The only child USCIS is interested in is one a parent wants to bring to the US. That the wives supposedly do not know about the children has nothing to do with his legal status.
I thought (obviously mistakenly) you might be interested in looking over the immigration application forms on that site to see whether in fact they do ask for details about children for whom immigration is not sought.
Citizenship application, N-400, requires to disclose all applicant's children, dead and alive, in whole universe. Sorry. Not supporting, not speaking of abandoning, your children virtually guarantees your citizenship application to be denied on the grounds of "bad moral character". Not disclosing all your children in N-400 constitutes a deportable fraud (of course, if they will catch that), I know because I've stumbled upon a similar case on USCIS website. BTW, I'm asking on behalf of other people, I have no personal emotions involved in this thread.

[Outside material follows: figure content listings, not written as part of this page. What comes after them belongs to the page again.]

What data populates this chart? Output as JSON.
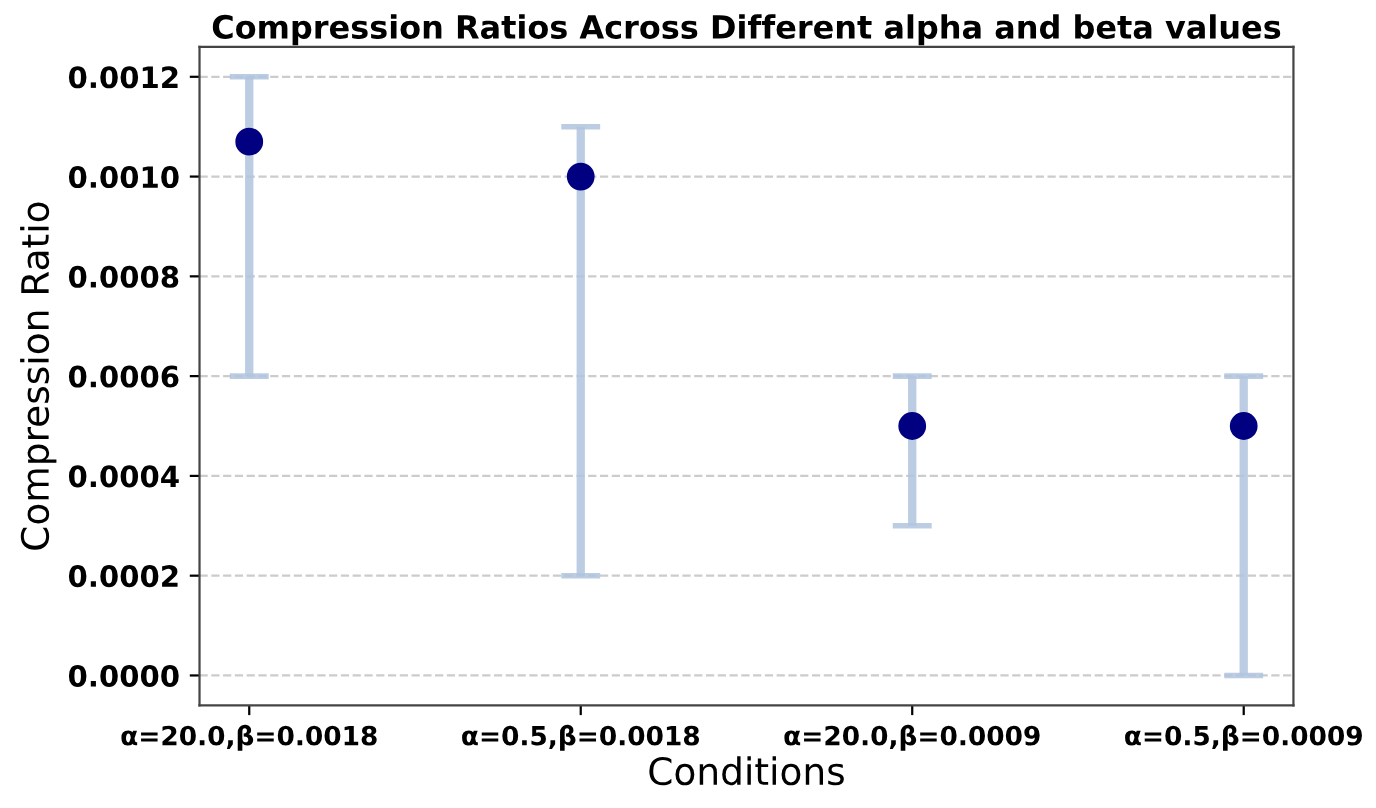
{
  "chart_data": {
    "type": "scatter",
    "title": "Compression Ratios Across Different alpha and beta values",
    "xlabel": "Conditions",
    "ylabel": "Compression Ratio",
    "categories": [
      "α=20.0,β=0.0018",
      "α=0.5,β=0.0018",
      "α=20.0,β=0.0009",
      "α=0.5,β=0.0009"
    ],
    "series": [
      {
        "color": "#000080",
        "values": [
          0.00107,
          0.001,
          0.0005,
          0.0005
        ],
        "errors": [
          [
            0.0006,
            0.0012
          ],
          [
            0.0002,
            0.0011
          ],
          [
            0.0003,
            0.0006
          ],
          [
            0.0,
            0.0006
          ]
        ]
      }
    ],
    "ylim": [
      -6e-05,
      0.00126
    ],
    "yticks": [
      {
        "value": 0,
        "label": "0.0000"
      },
      {
        "value": 0.0002,
        "label": "0.0002"
      },
      {
        "value": 0.0004,
        "label": "0.0004"
      },
      {
        "value": 0.0006,
        "label": "0.0006"
      },
      {
        "value": 0.0008,
        "label": "0.0008"
      },
      {
        "value": 0.001,
        "label": "0.0010"
      },
      {
        "value": 0.0012,
        "label": "0.0012"
      }
    ],
    "grid": "y",
    "marker": "circle"
  }
}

Last edited by RememberMee; 11-27-2013 at 03:06 PM..
Citizenship application, N-400, requires to disclose all applicant's children, dead and alive, in whole universe. Sorry. Not supporting, not speaking of abandoning, your children virtually guarantees your citizenship application to be denied on the grounds of "bad moral character". BTW, I'm asking on behalf of other people, I have no personal emotions involved in this thread.
How were you (or the "other people" you refer to) privy to the information the applicant completed on the N-400 questionnaire? Can you provide a citation to support the bolded assertion?